La fin d’une “école sans professeur”

La structuration d’un pouvoir enseignant en miroir du pouvoir étudiant, la création d’un corps de professeurs des universités titulaires affectés à l’IEP, enfin la démocratisation de la gouvernance des laboratoires de recherche de la FNSP constituent autant d’effets collatéraux, remarquables mais méconnus du mai étudiant. Les événements étudiants ont ainsi contribué à modifier structurellement le rapport de l’Administration à ses enseignants, autant que ces derniers ont été amenés à redéfinir leur rôle au sein de l’IEP et même leur métier.

Mai 68 a fait advenir un « pouvoir enseignant ». École « sans professeur », faisant appel à 450 enseignants vacataires issus des facultés de lettres et de droit, de la haute fonction publique et des administrations, du milieu économique et des syndicats professionnels, Sciences Po n’avait jusqu’alors jamais impliqué ses enseignants dans l’élaboration de l’offre d’enseignement et dans la gestion de l’IEP autrement qu’à titre individuel. La revendication étudiante de « cogestion » exigeant un « contrôle démocratique étudiants-professeurs (50 % – 50 %) sur l’ensemble des attributions de la Direction » (motion J) et l’intérêt bien compris de l’Administration de Sciences Po contribuent à doter ce groupe éclaté d’une représentation. Appelés par la direction à désigner leurs représentants par sections, par années et par corps, les enseignants élisent le 23 mai seize délégués siégeant au « comité paritaire des études » présidé par Alfred Grosser, directeur d’études et de recherches de la FNSP. Appelés à se prononcer une première fois sur le veto étudiant et la poursuite des négociations le 8-14 juin, et une seconde fois sur les textes relatifs à la cogestion et aux libertés politiques et syndicales, le 22 juin-1er juillet, le corps enseignant a joué un rôle de médiateur, de négociateur modérateur, voire d’arbitre.

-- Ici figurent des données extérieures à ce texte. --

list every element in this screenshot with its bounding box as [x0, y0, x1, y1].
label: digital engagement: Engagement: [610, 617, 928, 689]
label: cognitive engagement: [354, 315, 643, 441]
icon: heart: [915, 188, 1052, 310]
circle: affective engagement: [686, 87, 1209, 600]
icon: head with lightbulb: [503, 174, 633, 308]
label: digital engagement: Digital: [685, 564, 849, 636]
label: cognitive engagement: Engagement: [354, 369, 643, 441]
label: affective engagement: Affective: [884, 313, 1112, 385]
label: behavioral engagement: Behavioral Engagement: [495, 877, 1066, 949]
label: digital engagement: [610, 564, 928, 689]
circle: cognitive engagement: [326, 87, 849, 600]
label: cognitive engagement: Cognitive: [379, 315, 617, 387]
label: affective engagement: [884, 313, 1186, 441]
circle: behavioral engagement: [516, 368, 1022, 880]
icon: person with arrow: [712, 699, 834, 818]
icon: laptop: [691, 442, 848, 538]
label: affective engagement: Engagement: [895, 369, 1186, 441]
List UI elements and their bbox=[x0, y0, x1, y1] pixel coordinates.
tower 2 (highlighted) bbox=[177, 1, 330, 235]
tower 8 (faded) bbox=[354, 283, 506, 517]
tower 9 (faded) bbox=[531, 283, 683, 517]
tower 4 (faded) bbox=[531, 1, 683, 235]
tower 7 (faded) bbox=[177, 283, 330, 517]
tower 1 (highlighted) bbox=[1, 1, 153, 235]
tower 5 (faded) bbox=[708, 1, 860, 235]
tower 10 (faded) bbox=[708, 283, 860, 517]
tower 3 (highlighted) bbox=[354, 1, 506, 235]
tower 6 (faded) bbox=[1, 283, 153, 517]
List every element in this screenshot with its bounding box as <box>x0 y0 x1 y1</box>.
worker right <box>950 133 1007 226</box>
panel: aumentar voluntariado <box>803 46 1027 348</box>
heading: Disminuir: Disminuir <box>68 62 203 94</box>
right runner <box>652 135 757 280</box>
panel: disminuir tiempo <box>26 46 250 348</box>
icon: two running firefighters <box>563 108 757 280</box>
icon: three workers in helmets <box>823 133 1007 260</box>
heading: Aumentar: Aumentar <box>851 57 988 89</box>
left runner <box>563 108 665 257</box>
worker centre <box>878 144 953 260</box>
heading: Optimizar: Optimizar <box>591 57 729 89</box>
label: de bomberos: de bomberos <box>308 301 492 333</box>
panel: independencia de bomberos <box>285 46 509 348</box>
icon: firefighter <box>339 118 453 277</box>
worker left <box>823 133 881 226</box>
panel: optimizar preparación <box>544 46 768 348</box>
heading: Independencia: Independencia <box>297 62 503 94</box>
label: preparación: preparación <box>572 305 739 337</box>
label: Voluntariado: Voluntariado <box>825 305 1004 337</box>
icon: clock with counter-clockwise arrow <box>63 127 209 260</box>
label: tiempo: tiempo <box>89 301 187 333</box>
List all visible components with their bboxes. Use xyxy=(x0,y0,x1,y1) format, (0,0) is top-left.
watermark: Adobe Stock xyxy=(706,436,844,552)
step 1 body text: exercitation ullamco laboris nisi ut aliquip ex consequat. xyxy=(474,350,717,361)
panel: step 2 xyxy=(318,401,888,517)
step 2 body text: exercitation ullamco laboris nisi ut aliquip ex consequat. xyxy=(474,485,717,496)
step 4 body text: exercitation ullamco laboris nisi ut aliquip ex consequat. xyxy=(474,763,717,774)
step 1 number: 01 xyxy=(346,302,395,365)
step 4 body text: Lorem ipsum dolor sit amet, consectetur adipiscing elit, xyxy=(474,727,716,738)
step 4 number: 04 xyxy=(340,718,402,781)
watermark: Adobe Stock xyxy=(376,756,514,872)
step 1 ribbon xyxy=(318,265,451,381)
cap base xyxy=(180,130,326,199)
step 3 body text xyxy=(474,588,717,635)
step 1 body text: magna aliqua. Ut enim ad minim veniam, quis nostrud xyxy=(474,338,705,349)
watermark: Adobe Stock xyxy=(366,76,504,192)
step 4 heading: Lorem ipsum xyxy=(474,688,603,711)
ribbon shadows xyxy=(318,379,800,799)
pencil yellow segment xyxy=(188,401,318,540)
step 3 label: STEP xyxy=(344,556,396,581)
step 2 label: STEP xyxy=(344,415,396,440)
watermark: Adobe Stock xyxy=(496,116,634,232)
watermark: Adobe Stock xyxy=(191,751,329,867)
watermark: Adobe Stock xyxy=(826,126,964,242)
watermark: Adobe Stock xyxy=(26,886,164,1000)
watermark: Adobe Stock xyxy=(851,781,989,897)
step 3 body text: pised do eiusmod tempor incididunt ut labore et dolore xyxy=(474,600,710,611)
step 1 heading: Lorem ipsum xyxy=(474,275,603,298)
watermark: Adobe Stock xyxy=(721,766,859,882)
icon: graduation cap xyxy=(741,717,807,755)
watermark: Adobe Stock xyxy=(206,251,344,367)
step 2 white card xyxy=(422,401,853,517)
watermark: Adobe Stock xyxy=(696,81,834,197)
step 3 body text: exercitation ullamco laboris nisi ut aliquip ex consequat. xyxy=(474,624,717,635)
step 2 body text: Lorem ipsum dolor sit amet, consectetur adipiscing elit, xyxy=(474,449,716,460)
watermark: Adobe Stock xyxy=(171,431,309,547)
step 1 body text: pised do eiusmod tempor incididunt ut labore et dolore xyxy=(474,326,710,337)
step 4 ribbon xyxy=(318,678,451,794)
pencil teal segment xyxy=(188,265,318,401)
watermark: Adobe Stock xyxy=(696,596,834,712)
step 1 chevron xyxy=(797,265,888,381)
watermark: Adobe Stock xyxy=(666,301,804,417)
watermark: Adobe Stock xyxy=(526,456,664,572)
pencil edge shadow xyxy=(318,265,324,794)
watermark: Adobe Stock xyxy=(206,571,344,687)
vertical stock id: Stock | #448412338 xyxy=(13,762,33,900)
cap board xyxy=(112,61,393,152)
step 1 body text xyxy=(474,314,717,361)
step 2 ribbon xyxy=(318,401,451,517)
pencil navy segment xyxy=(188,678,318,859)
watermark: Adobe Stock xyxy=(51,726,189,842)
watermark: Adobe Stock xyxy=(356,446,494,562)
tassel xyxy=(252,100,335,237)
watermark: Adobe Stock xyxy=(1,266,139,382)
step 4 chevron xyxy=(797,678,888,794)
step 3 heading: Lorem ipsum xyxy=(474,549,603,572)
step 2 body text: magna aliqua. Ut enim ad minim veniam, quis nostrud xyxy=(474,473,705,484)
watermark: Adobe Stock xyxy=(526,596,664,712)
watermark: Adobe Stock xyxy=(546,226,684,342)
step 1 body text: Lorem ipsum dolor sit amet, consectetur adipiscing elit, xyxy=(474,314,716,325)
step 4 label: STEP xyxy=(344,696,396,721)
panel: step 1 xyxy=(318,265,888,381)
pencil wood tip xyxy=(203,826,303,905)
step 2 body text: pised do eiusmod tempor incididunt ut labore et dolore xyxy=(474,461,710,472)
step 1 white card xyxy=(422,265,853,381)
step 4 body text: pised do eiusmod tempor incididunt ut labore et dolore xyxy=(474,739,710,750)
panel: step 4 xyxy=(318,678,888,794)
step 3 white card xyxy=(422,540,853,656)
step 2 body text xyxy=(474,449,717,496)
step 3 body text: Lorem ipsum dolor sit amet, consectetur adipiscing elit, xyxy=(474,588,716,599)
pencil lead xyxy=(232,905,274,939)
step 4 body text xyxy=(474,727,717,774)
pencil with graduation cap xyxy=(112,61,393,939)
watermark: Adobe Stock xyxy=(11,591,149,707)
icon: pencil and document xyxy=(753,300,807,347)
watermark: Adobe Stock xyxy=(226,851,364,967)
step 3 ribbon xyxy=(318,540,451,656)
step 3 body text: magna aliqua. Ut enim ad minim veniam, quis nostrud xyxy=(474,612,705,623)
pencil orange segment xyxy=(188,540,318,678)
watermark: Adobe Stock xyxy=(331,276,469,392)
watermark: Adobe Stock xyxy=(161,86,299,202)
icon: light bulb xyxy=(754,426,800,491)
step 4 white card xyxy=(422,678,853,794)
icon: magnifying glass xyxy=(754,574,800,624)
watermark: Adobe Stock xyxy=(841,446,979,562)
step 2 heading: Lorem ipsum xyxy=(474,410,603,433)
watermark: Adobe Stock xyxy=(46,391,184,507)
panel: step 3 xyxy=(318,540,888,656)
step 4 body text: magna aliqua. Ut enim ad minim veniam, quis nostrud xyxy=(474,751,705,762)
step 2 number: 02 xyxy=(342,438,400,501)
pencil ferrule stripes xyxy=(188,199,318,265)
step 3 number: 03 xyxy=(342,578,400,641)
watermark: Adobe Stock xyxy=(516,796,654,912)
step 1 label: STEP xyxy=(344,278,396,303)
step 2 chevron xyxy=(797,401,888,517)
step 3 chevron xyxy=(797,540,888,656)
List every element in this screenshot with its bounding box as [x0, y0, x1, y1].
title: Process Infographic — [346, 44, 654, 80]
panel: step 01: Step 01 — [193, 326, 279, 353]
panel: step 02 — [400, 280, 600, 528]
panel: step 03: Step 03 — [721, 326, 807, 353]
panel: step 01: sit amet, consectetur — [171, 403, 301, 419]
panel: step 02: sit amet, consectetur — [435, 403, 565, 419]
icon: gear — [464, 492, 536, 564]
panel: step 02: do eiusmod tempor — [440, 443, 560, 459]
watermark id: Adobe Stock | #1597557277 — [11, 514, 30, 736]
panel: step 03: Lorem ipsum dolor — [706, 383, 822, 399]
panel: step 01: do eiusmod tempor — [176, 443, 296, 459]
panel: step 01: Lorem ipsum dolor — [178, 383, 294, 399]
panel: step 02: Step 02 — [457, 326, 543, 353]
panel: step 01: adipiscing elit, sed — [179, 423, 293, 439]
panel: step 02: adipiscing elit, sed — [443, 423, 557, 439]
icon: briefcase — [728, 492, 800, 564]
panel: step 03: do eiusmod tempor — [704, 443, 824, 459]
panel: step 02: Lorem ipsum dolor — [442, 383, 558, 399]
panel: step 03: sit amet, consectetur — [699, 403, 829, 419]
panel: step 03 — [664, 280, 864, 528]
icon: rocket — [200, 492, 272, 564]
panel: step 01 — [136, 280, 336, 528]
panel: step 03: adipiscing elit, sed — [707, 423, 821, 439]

Mai 68 : nos enseignants-chercheurs témoignent (vidéo)

À la recherche d’un compromis avec les étudiants

Son nombre, sa dispersion géographique et professionnelle, autant que l’occupation des locaux de la rue Saint-Guillaume, expliquent que sa réunion en assemblée générale ait été rare (23 mai et 8 juin) et que les échanges aient pris la forme de lettres-pétition, de motions et d’explications de vote envoyées par courrier. Ces documents constituent d’inestimables archives qui donnent à voir la diversité, voire les divisions, du corps enseignant quant aux interprétations et aux attitudes à adopter vis-à-vis des événements. Certes les enseignants ne désavouent jamais leurs seize délégués qui négocient directement avec les étudiants au sein de l’organisme paritaire des études, mais les hauts fonctionnaires, juristes de formation, n’ont de cesse de rappeler le statut « extra-légal » de cette même instance et des textes qu’elle produit. Certes la majorité des enseignants se dit favorable au dialogue avec les étudiants et accepte le principe d’une participation étudiante (selon des modalités variables), mais elle rejette toute mise en cause de l’autorité du directeur, tout veto étudiant, et le principe même de parité ou de cogestion. Les enseignants défendent également leur liberté académique et refusent tout droit de regard étudiant sur leur nomination. Enfin, un certain nombre d’entre eux s’inquiètent de la « politisation de l’IEP » qu’entraînerait l’octroi des libertés politiques et syndicales. En dépit de sa diversité, le corps enseignant a fait preuve d’une grande cohésion (comme en témoignent les résultats des deux votes entérinant à 66 % les compromis négociés par leurs mandataires, avec 83 % de participation) pour soutenir la direction et défendre ses prérogatives, tout en encourageant la poursuite des négociations avec les étudiants et la recherche d’un compromis sur les modalités de leur participation.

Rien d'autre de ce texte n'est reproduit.